A cabeça dos juízes está virando, são reacionários

“Se o Lula foi preso num caso de trucagem jurídica, numa farsa completa do início ao fim, nada garante que não vai acontecer o mesmo com jornalistas que não têm uma imagem pública que os proteja. O jornalismo brasileiro é feito no interior em rádio AM ainda e lá o bicho pega, gente que não tem proteção nenhuma e nem vai ter, não tem institucionalidade, não tem Ministério Público nas cidades e muitas vezes são ameaçados pelo delegado, pelo capitão da Polícia Militar, pelo soldado da PM, porque mexem com essa gente”, compara.

A maioria dos processos acaba em condenação porque alguns juízes veem o jornalista como uma ameaça. Demori, por exemplo, está sendo processado por uma juíza na própria comarca em que ela é titular.

“A cabeça dos juízes está virando. Assim como o Ministério Público, estão rasgando a fantasia e mostrando que em boa parte são reacionários, que concordam com o sistema que a gente está vendo no Brasil hoje, que concordam com o governo, que querem manter os seus privilégios e que não estão gostando da imprensa botando o dedo na ferida deles. Porque a imprensa está investigando e cutucando o judiciário como nunca fez na história do país”.

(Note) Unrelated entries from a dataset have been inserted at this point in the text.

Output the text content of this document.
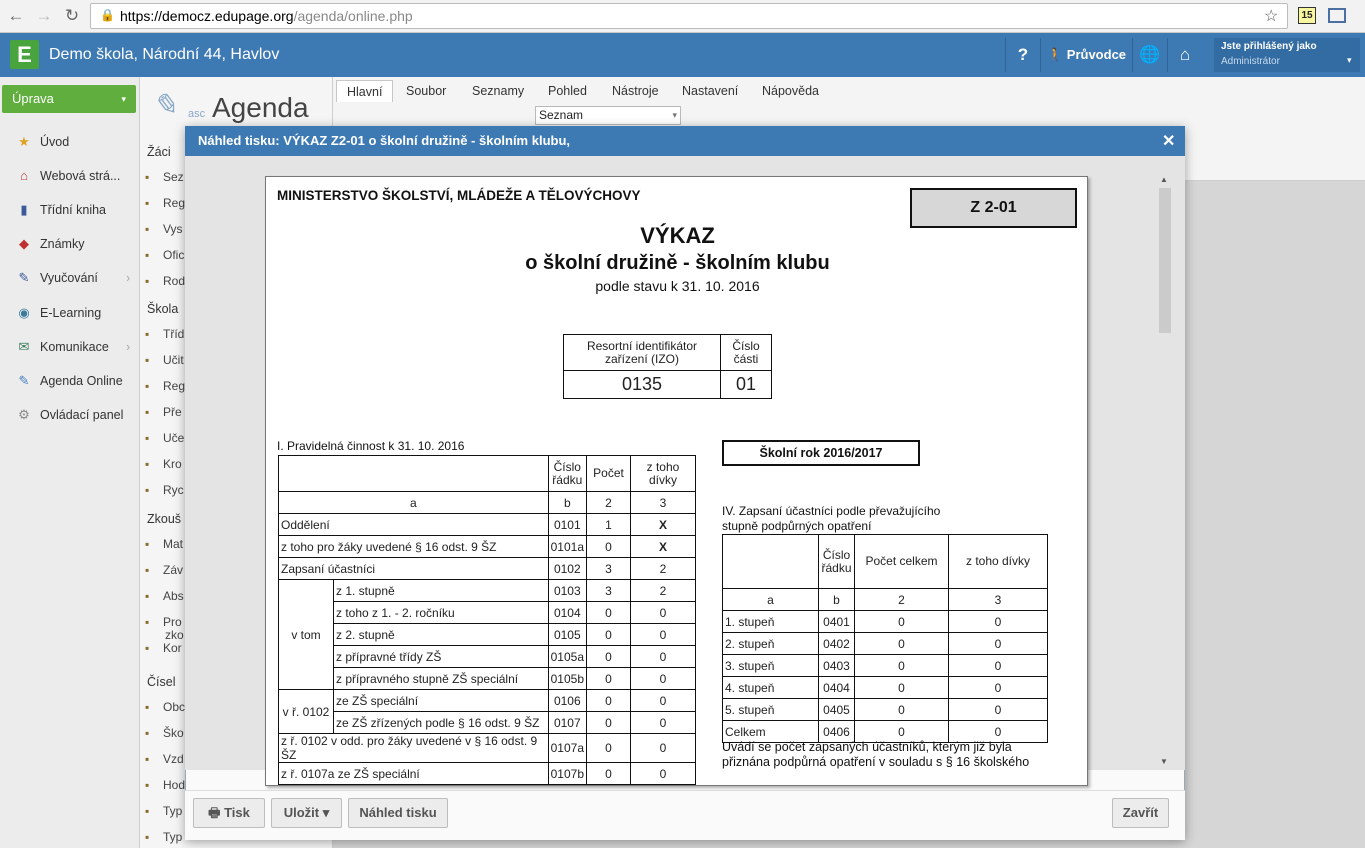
← → ↻	🔒 https://democz.edupage.org/agenda/online.php	☆	15
E	Demo škola, Národní 44, Havlov	?	🚶 Průvodce 🌐	⌂	Jste přihlášený jako
Administrátor	▾
Úprava	▾
★ Úvod
⌂ Webová strá...
▮ Třídní kniha
◆ Známky
✎ Vyučování ›
◉ E-Learning
✉ Komunikace ›
✎ Agenda Online
⚙ Ovládací panel
✎ asc Agenda
Žáci
▪ Sez
▪ Reg
▪ Vys
▪ Ofic
▪ Rod
Škola
▪ Tříd
▪ Učit
▪ Reg
▪ Pře
▪ Uče
▪ Kro
▪ Ryc
Zkouš
▪ Mat
▪ Záv
▪ Abs
▪ Pro
▪ Kor
Čísel
▪ Obc
▪ Ško
▪ Vzd
▪ Hod
▪ Typ
▪ Typ
zko
Hlavní	Soubor	Seznamy	Pohled	Nástroje	Nastavení	Nápověda
Seznam	▾
Náhled tisku: VÝKAZ Z2-01 o školní družině - školním klubu,	✕
▲
▼
MINISTERSTVO ŠKOLSTVÍ, MLÁDEŽE A TĚLOVÝCHOVY
Z 2-01
VÝKAZ
o školní družině - školním klubu
podle stavu k 31. 10. 2016
Resortní identifikátor zařízení (IZO)	Číslo části
0135	01
Školní rok 2016/2017
I. Pravidelná činnost k 31. 10. 2016
		Číslo řádku	Počet	z toho dívky
a		b	2	3
Oddělení		0101	1	X
z toho pro žáky uvedené § 16 odst. 9 ŠZ		0101a	0	X
Zapsaní účastníci		0102	3	2
v tom	z 1. stupně	0103	3	2
	z toho z 1. - 2. ročníku	0104	0	0
	z 2. stupně	0105	0	0
	z přípravné třídy ZŠ	0105a	0	0
	z přípravného stupně ZŠ speciální	0105b	0	0
v ř. 0102	ze ZŠ speciální	0106	0	0
	ze ZŠ zřízených podle § 16 odst. 9 ŠZ	0107	0	0
z ř. 0102 v odd. pro žáky uvedené v § 16 odst. 9 ŠZ		0107a	0	0
z ř. 0107a ze ZŠ speciální		0107b	0	0
IV. Zapsaní účastníci podle převažujícího
stupně podpůrných opatření
	Číslo řádku	Počet celkem	z toho dívky
a	b	2	3
1. stupeň	0401	0	0
2. stupeň	0402	0	0
3. stupeň	0403	0	0
4. stupeň	0404	0	0
5. stupeň	0405	0	0
Celkem	0406	0	0
Uvádí se počet zapsaných účastníků, kterým již byla
přiznána podpůrná opatření v souladu s § 16 školského
🖶 Tisk	Uložit ▾	Náhled tisku	Zavřít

O MP nunca apanhou tanto da imprensa, merecidamente, deveria ter apanhado antes e mais – no sentido figurado, ressalva. “A minha maior preocupação hoje enquanto jornalista é a guerra jurídica contra jornalistas, lawfare. É muito injusto, custa muito dinheiro, é muito perigoso no contexto que a gente tá vivendo aqui e tem um único objetivo: calar vozes dissonantes”, alerta.